The results are attached. Seven motors were tested, ranging in weight from 6 oz to almost 8.5 oz, including some popular choices. (Look at the 7 motors with actual test data. Other motors's stats were entered for comparison purposes).
Conclusions:
- The larger, heavier motors were indeed more efficient... but... not enough to matter. Why? Because, even though they required 100-200 mAh less of a battery (5S), I can't take advantage of that, because I can't find 2500 mAh 5S batteries on the market! I can find 2700-2800 mAh 5S packs, but that covers all motors in the 6-8.5 oz range! And since I can't cut off a piece of battery to make it 100 mAh smaller and 1 oz lighter, I can't take advantage of this difference. As a result, I vote for the 6 oz motors.
- The more expensive, "elite" brand motors like Plettenberg, Scoprion and AXi were slightly more efficient than, say, the 6-oz Turnigy, which got hotter and would need every bit of 2700 mAh to complete a pattern on a normal day. This does mean, though, that if I need a spare 200 mAh in the pack for a faster flight on a windy day, a better motor will allow me that, while a Turnigy does not leave that margin, requiring to step up to a bigger heavier battery to leave some spare "fuel in the tank". Vote for the more expensive motors.
- I also ran a test of 5S vs. 6S setup using the Cobra 2826-12 motor (everything else same - prop, ESC, etc). Strangely, the 5S setup consumed 21.46 Watt*hr for the 3 min run, while the 6S setup consumed 23.3 Watt*hr. This is contrary to what I expected. The only explanation I have is that due to higher voltage and fixed given Kv rating of the motor, the ESC had to throttle down so much that the overall setup became less efficient. Since this was only one test and not the main focus of the experiment, I would not give this too much weight, other than to conclude that there was not enough convincing evidence for me to switch to 6S at this point. There are very few 6S 2200 mAh batteries on the market to choose from, and they are not any lighter than the 5S 2700 mAh batteries. No tangible gain to be had here.
- This concludes this series of experiments.
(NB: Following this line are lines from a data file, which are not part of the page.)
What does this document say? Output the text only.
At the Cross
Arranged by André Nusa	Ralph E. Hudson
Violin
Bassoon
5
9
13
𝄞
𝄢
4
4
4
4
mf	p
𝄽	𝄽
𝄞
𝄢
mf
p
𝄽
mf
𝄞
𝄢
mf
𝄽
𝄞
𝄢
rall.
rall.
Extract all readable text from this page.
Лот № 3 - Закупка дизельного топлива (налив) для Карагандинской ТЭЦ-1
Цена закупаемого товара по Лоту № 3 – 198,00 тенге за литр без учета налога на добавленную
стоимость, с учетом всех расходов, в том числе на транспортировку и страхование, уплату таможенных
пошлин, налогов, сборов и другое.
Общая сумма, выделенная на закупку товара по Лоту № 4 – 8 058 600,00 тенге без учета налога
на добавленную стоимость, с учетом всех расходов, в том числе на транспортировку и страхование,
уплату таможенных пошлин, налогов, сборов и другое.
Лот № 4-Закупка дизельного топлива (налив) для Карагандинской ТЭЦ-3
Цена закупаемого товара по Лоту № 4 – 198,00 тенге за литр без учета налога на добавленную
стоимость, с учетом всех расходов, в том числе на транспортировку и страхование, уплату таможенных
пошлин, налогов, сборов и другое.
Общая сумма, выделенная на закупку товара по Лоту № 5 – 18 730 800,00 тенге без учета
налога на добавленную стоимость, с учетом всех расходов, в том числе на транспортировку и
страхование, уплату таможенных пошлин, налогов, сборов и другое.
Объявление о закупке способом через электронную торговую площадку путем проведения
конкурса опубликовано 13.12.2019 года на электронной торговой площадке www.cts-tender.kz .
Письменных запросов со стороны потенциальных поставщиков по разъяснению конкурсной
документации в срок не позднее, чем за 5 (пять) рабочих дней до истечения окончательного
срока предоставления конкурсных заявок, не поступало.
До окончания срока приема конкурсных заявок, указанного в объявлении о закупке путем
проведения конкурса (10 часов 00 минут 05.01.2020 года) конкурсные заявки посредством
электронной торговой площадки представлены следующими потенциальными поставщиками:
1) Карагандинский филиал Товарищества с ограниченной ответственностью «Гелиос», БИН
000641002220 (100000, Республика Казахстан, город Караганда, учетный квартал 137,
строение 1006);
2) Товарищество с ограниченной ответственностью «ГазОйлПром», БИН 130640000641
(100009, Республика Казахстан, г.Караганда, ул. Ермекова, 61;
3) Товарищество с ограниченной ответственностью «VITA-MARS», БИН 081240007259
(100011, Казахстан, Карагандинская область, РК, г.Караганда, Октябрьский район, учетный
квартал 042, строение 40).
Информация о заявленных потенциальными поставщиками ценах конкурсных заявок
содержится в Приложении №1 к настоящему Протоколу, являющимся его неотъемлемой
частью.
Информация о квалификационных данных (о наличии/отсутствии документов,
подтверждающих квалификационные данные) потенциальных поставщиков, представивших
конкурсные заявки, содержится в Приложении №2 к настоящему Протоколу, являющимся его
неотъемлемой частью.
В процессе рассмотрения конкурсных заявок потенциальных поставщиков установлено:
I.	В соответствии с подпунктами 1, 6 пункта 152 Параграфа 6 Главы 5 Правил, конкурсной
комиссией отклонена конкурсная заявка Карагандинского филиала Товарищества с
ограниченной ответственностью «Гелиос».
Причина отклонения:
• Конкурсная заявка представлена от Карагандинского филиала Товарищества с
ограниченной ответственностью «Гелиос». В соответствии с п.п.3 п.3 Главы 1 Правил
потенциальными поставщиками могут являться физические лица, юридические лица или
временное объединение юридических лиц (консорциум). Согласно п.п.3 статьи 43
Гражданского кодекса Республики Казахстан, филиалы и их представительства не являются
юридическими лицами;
I've narrowed my choice down to either Cobra 2826-12 or AXi 2826/13 with a 5S 2700 mAh battery.
- Other areas to study would be: propeller efficiency (what are the best props on the market for electrics) - my preliminary take is that APC is great for starters, but not good enough for Experts; ESC efficiency (is 75A ESC an overkill for the 23A average current?) - I think so; battery choice (is ThunderPower worth the price, or is Turnigy / Zippy a great deal for the price - my internal resistance measurements show that Turnigy and Zippy have lower R than more expensive brands).